Most people in the UK first experience sauna at a leisure centre or a swimming pool and never truly get to try the real deal. It’s usually a hot box set up with poor ventilation and no steam and we tolerate it for five or ten minutes as an afterthought after a gym or swim session. It’s led to a popular misconception about sauna bathing and – quite understandably – it’s put lots of people off taking them.
As the sauna health benefits associated with the hot steam (Finnish people call Löyly) created in a Finnish sauna are becoming increasingly more well known, there’s been a surge in the demand for bespoke residential authentic Finnish sauna projects. In this piece, we take a look at what’s possible and some of the essential things to keep in mind.
When it comes to placement and style, there’s a number of options. Some people chose pre-fabricated modular cabins in their garden, some go for free-standing traditional Finnish log cabins and others might go for a fully bespoke build into a home extension. Finally, some have them built into an existing outside building or have them added as an extension or an addition to an existing inside room.
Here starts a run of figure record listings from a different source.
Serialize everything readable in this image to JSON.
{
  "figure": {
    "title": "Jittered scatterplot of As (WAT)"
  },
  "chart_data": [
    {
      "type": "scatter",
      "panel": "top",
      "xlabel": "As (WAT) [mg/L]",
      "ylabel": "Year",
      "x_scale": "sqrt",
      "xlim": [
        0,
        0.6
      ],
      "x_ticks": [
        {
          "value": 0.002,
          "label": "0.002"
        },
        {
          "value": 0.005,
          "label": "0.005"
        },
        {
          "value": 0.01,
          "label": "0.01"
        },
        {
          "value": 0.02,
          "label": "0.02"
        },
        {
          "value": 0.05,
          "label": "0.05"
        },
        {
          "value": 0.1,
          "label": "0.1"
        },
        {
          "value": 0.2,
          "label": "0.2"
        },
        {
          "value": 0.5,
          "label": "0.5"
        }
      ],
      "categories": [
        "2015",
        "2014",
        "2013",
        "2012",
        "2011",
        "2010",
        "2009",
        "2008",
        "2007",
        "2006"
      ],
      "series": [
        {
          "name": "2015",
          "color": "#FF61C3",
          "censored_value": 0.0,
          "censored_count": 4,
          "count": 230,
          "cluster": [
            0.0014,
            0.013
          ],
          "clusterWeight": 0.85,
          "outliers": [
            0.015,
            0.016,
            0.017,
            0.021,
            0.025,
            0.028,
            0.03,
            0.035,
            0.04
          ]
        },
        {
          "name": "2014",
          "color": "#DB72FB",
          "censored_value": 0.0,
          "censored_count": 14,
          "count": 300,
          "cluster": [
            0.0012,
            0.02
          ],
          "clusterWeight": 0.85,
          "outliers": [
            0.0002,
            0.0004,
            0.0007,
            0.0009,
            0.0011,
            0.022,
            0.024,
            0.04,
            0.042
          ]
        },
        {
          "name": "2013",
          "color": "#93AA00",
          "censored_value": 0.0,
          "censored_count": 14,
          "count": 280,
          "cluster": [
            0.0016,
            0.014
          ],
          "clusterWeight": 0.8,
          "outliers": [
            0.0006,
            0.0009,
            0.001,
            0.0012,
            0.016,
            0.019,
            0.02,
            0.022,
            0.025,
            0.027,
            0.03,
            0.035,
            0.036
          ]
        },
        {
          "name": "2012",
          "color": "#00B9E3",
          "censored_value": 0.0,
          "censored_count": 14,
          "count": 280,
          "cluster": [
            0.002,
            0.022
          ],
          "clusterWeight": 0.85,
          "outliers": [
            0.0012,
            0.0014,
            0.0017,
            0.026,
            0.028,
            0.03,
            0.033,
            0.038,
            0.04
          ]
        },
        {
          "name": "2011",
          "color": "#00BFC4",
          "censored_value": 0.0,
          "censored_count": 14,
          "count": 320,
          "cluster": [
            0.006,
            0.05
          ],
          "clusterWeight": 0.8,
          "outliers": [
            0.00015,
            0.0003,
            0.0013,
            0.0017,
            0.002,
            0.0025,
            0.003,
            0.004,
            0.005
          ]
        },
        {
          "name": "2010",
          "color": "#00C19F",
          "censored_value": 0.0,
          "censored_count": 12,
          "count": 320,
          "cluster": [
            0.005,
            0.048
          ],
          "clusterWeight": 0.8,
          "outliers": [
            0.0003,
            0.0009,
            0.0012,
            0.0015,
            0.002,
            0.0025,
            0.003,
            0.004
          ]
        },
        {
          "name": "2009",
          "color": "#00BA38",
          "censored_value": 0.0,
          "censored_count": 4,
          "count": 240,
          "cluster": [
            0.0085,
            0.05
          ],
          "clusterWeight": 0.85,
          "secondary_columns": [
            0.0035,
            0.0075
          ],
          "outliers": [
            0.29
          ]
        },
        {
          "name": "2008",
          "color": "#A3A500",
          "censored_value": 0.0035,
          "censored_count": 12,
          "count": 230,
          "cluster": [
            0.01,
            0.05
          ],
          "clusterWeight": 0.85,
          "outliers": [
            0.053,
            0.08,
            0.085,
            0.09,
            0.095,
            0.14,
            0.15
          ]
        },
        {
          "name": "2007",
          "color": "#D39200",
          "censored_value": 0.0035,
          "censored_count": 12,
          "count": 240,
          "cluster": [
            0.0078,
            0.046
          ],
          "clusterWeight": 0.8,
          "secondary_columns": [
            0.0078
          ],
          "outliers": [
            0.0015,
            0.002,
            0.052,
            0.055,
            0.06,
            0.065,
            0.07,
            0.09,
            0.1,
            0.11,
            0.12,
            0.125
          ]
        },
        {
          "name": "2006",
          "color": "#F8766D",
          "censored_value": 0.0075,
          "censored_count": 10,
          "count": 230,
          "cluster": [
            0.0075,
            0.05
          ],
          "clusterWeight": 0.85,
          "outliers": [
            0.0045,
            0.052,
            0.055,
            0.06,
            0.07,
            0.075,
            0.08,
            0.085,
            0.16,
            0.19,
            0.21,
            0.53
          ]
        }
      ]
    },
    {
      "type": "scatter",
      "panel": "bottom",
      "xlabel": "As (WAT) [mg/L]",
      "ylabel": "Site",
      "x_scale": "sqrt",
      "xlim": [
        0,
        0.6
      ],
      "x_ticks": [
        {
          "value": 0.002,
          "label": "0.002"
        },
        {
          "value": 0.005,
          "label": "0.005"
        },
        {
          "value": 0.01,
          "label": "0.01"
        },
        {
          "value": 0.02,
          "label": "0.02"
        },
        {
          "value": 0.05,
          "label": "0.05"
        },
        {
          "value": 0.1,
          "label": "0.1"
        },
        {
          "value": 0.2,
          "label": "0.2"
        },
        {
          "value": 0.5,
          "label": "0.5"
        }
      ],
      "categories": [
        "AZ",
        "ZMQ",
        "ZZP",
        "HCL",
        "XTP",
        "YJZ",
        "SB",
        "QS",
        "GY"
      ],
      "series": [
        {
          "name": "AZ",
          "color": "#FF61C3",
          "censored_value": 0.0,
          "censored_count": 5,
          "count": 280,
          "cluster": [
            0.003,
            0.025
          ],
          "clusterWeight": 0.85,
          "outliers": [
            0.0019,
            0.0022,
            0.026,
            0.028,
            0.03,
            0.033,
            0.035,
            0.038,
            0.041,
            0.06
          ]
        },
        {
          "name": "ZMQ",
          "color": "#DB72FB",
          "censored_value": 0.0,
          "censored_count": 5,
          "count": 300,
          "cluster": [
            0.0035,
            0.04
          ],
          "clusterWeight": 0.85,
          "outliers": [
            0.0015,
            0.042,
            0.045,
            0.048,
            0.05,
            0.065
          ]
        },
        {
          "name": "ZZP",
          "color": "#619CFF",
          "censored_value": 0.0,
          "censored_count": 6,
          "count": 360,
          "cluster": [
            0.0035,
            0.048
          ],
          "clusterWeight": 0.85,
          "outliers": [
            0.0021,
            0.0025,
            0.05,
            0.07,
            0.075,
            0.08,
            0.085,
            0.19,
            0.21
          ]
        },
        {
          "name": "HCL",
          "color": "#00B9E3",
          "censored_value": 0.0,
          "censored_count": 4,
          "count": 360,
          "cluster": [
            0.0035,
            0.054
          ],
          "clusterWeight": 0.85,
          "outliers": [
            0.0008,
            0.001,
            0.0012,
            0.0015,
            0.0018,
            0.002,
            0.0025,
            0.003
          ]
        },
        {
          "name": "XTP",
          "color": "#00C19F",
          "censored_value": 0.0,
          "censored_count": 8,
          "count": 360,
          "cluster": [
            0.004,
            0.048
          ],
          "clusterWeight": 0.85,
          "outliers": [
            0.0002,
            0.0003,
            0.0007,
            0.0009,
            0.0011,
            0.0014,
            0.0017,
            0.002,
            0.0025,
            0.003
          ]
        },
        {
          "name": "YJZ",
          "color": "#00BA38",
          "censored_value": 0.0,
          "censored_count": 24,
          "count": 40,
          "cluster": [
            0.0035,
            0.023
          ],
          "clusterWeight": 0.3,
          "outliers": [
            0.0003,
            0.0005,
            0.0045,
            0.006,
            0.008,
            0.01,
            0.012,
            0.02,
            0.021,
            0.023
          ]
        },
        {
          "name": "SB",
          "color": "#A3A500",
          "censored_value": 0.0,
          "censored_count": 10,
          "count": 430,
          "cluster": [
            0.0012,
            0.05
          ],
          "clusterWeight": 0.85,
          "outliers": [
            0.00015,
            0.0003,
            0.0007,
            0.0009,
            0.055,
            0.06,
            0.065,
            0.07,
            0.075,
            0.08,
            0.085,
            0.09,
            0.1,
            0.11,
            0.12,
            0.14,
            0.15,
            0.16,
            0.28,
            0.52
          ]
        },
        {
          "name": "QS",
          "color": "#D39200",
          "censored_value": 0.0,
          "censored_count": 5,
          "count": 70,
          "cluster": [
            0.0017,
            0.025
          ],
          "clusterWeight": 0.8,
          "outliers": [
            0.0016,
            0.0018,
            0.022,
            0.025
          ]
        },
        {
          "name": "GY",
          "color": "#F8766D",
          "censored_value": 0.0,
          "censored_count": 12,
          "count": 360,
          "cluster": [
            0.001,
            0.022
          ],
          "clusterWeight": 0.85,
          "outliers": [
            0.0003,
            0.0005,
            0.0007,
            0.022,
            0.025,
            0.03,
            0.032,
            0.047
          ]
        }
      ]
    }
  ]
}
Ventilation and heater placement are both key to ensure the true delights can be experienced. Ventilation is so often overlooked but it’s absolutely crucial to make sure the sauna atmosphere is comfortable and not too stuffy or stifling. It brings oxygen-rich breathing air which avoids you becoming drowsy. The process can work naturally or it can be forced with a fan but the crucial part is that incoming air is just as important as outgoing air. The distance from the ceiling to the upper bench of the sauna is a very important consideration. If the benches are too low, the heat and steam will be happening above peoples heads, and the sauna won’t be as pleasurable.
Using products designed specifically for insulating the walls and ceilings of a sauna, as well as the roof surfaces of wet rooms is crucial. Similarly, using first-class materials is very important if you’d like a quality finish which lasts and endures regular usage. Don’t go for any timbers that aren’t hard-wearing and make sure to speak to professionals in the industry who’ll be able to help you out should you chose to do the install on your own and or with the help of local tradespeople.
You’ll need to choose an electric heater or a wood-burning heater that offers a lovely soft heat and make sure to start the heating up process early. Turn the heater on about 40 mins before you’d like to get in because it allows the sauna time to reach an ideal temperature of between 70°C to 85°C. Once there’s about 5-10% humidity on the hygrometer in the sauna the conditions are optimal for you to start enjoying the session.
If done properly, the final result can make a splendid and classy addition to your home that’ll be the envy of your friends. Once you start using it you’ll see why at least two-thirds of people in Finland use them regularly. Taking them regularly is simply a way of life in the Nordic country and even if you probably can’t do a cold plunge into a lake straight away after you’ve been in when you are at home – you can take a freezing cold shower which will give you a similar endorphin-releasing sense of exhilaration.